O ECO questionou o Ministério das Finanças sobre o atraso na publicação do despacho de delegação de competências da secretária de Estado do Orçamento, mas não foi possível obter uma resposta até à publicação deste artigo.
Oposição acusa Leão de não se ter libertado do fato de secretário do Orçamento
O Regime da Organização e Funcionamento do XXII Governo Constitucional, o segundo Governo de António Costa, define que os secretários de Estado “não dispõem de competência própria, exceto no que se refere aos respetivos gabinetes”, exercendo apenas as competências nas matérias que lhe sejam delegadas pelo primeiro-ministro ou, como é comum, pelo ministro respetivo.

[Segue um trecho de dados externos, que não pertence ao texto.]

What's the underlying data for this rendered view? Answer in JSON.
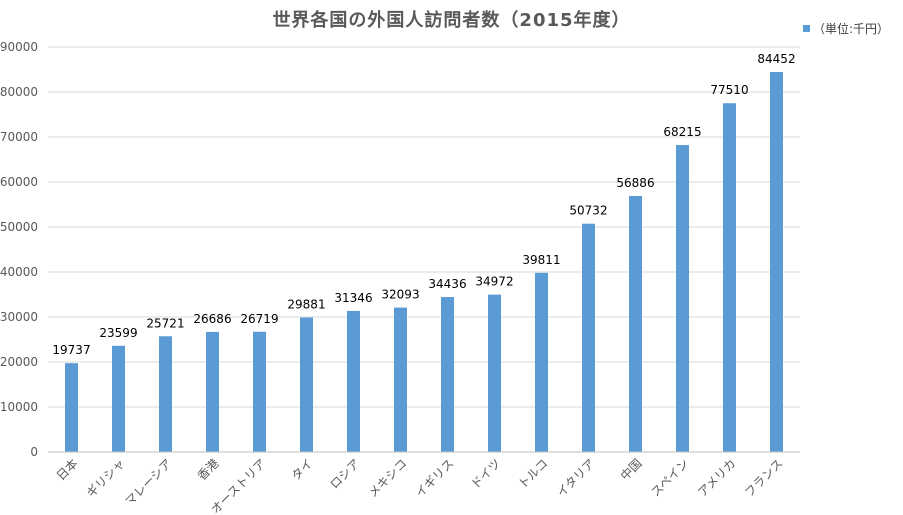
{
  "chart_data": {
    "type": "bar",
    "title": "世界各国の外国人訪問者数（2015年度）",
    "legend": {
      "label": "（単位:千円）",
      "placement": "top-right"
    },
    "categories": [
      "日本",
      "ギリシャ",
      "マレーシア",
      "香港",
      "オーストリア",
      "タイ",
      "ロシア",
      "メキシコ",
      "イギリス",
      "ドイツ",
      "トルコ",
      "イタリア",
      "中国",
      "スペイン",
      "アメリカ",
      "フランス"
    ],
    "series": [
      {
        "values": [
          19737,
          23599,
          25721,
          26686,
          26719,
          29881,
          31346,
          32093,
          34436,
          34972,
          39811,
          50732,
          56886,
          68215,
          77510,
          84452
        ]
      }
    ],
    "yticks": [
      "0",
      "10000",
      "20000",
      "30000",
      "40000",
      "50000",
      "60000",
      "70000",
      "80000",
      "90000"
    ],
    "ylim": [
      0,
      90000
    ],
    "grid": true,
    "colors": {
      "bar": "#5b9bd5",
      "grid": "#d9d9d9",
      "axis_text": "#595959"
    }
  }
}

Para que haja essa delegação de poderes é preciso um ato, neste caso um despacho, segundo o Código do Procedimento Administrativo: “Mediante um ato de delegação de poderes, os órgãos competentes para decidir em determinada matéria podem sempre permitir que o seu imediato inferior hierárquico, adjunto ou substituto pratiquem atos de administração ordinária nessa matéria”, lê-se na lei.
Entre as competências normalmente delegadas a um secretário de Estado do Orçamento está o poder sobre a Direção-Geral do Orçamento, a Unidade de Implementação da Lei de Enquadramento Orçamental ou a ADSE, entre outras entidades, assim como a capacidade de “decisão de contratar e a autorização da despesa inerente” a contratos públicos.
A falta deste despacho é um dos indícios de que João Leão ainda mantém mão firme na execução orçamental, mantendo as competências formais do Orçamento dentro do seu poder, ainda que os despachos, portarias e outros atos legislativos sejam assinados pela secretária de Estado. Há vários exemplos no Diário da República de autorizações de despesa assinados por Cláudia Joaquim.
Num perfil publicado em agosto pelo Jornal de Negócios, Leão era descrito como “o ministro do Orçamento”, “mantendo excessivamente o foco nas questões orçamentais” quando o seu cargo atual é mais lato. O artigo relatava ainda que “fecha-se horas sem fim com Cláudia Joaquim”, com quem terá uma boa relação, “a rever números e estratégias”.
A oposição também critica esta característica do sucessor de Centeno. Joaquim Miranda Sarmento, presidente do Conselho Estratégico Nacional (CEN) do PSD e “ministro-sombra” das Finanças, tem criticado Leão por ser o “ministro do Orçamento e das cativações”. “O ministro das Finanças ainda não se libertou do seu fato de secretário de Estado do Orçamento. É um fato mal medido“, disse em entrevista à Antena 1/Negócios.